As you mentioned, DAMON assumes spatial and temporal locality, to trade
accuracy for lower overhead[1]. That is, DAMON believes some memory regions
would have pages that accessed in similar frequency for similar time duration.
Therefore if the access pattern of the system is really chaotic, that is, if
every adjacent page have very different access frequency or the access
frequency changes very frequently, DAMON's accuracy would be bad. But, would
such access pattern really common in the real world? Given the Pareto
principle[2], I think that's not always true. After all, many of kernel
mechanisms including the pseudo-LRU-based reclamation and the readahead assumes
some locality and makes good effect.

If your system has too low locality and therefore DAMON doesn't provide good
enough accuracy, you could increase the accuracy by setting the upperbound of
the monitoring overhead higher. For DAMOS schemes like DAMON_RECLAIM or
DAMON_LRU_SORT, you could also increase the minimum age of the target access
pattern. If the access pattern is really chaotic, DAMON wouldn't show the
regions having the specific access pattern for long time.
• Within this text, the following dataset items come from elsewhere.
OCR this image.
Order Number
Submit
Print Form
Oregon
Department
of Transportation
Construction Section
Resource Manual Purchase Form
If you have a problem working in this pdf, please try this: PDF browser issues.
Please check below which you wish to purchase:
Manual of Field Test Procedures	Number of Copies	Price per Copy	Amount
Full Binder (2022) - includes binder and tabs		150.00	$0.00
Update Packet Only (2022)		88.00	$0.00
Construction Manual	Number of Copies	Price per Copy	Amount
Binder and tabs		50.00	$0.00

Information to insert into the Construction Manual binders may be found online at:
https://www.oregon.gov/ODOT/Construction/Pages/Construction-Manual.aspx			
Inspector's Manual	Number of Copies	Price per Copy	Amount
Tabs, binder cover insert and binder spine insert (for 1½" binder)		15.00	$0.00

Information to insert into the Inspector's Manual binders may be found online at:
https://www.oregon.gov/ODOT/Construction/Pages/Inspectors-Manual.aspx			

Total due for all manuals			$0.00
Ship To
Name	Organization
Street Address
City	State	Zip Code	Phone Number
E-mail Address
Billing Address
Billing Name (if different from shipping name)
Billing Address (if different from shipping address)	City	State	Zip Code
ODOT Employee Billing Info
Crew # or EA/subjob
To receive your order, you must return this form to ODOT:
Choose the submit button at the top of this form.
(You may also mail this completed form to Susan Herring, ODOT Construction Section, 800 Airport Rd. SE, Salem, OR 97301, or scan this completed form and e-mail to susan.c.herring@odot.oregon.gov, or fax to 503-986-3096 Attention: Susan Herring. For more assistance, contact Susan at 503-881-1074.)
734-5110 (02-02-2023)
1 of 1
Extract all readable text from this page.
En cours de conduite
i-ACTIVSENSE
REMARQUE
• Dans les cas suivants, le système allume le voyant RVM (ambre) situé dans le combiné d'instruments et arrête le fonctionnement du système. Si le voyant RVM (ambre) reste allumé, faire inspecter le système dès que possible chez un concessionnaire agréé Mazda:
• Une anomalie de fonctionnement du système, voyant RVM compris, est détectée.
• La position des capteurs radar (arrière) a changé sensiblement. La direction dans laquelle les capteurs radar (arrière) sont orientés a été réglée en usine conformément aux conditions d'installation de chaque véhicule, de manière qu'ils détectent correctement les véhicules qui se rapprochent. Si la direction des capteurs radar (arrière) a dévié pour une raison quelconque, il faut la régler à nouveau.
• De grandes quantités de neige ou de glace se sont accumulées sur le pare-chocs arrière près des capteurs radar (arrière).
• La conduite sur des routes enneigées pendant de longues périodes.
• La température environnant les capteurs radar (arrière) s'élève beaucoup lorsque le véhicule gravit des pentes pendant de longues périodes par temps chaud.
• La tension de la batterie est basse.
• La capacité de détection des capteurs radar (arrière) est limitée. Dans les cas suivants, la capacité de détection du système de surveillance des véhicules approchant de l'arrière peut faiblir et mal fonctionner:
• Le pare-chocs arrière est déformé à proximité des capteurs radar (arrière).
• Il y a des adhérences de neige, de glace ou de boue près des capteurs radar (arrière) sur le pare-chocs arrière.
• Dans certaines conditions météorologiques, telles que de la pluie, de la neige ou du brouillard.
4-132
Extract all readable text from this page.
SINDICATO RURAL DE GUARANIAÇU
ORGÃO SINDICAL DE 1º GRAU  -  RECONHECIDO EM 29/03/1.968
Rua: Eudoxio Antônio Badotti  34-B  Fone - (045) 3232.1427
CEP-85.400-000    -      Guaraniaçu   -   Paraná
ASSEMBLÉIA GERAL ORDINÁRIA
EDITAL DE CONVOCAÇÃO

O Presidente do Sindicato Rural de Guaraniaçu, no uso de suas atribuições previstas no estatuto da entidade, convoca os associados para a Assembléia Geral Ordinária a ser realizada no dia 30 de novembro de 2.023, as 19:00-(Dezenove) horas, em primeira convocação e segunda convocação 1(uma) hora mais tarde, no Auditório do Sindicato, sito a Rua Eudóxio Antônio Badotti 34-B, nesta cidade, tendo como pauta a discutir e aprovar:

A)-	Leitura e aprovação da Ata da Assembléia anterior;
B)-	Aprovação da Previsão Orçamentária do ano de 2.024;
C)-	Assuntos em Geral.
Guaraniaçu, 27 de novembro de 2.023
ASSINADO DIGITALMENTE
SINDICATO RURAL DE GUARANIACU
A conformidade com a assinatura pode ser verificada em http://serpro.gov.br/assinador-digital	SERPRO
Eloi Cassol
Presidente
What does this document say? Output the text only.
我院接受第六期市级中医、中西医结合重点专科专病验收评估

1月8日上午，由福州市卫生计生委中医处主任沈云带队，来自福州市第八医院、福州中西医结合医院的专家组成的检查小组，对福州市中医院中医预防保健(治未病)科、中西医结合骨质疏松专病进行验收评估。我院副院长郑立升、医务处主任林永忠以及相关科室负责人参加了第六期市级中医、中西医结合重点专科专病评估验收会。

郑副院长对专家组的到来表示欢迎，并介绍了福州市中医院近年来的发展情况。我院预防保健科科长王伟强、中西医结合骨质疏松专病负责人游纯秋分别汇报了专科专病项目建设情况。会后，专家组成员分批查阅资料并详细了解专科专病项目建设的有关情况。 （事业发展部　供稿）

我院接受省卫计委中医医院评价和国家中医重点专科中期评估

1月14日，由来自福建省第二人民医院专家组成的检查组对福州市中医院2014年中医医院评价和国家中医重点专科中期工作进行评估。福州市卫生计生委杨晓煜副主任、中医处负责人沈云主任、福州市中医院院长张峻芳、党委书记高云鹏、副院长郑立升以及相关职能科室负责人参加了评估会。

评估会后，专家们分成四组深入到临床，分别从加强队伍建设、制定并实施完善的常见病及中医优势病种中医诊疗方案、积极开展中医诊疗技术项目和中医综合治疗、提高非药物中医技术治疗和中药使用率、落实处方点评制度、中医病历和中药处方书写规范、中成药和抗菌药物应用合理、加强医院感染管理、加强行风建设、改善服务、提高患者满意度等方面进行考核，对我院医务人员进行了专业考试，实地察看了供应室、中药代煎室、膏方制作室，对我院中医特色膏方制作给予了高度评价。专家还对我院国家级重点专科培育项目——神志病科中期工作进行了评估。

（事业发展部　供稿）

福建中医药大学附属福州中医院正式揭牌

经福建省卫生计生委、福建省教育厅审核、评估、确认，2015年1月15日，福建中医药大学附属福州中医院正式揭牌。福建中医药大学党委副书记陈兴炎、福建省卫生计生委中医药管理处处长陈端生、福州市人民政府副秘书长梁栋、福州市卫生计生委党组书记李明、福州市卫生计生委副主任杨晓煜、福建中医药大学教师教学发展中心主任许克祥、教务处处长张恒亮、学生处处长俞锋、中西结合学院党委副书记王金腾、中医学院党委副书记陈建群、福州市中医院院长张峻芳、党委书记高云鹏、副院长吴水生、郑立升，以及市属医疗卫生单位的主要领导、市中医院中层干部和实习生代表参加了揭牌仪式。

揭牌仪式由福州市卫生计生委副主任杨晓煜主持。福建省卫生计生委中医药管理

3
Actually, definition
of the age and use of it means you believe the system's access pattern is not
that chaotic but has at least temporal locality.

It's true that DAMON doesn't monitor access pattern in page granularity, and
therefore it could report some cold pages as hot, and vice versa. However, I'd
say the benefit of making right decision for huge number of pages outweighs the
risk of making wrong decision for few pages in many cases.

After all, it shows some benefit on my test environments and some production
systems. I haven't compared that against random pageout or random lru sorting,
though.

Nevertheless, DAMON has so many rooms for improvement, including the accuracy.
I want to improve the accuracy while keeping the overhead low. Also, I know
that there are people who willing to do page-granularity monitoring though it
could incur high monitoring overhead. As a part of the DAMON accuracy
improvement plan, to use that as a comparison target, and to convince such
people, I added the page granularity monitoring feature of DAMON to my todo
list. I haven't had a time for prioritizing that yet, though, as I haven't
heard some clear voice of users for that. I hope the DAMON Beer/Coffee/Tea
Chat Series to be a place to hear such voices.

[1] https://docs.kernel.org/mm/damon/design.html#address-space-independent-core-mechanisms
[2] https://en.wikipedia.org/wiki/Pareto_principle


Thanks,
SJ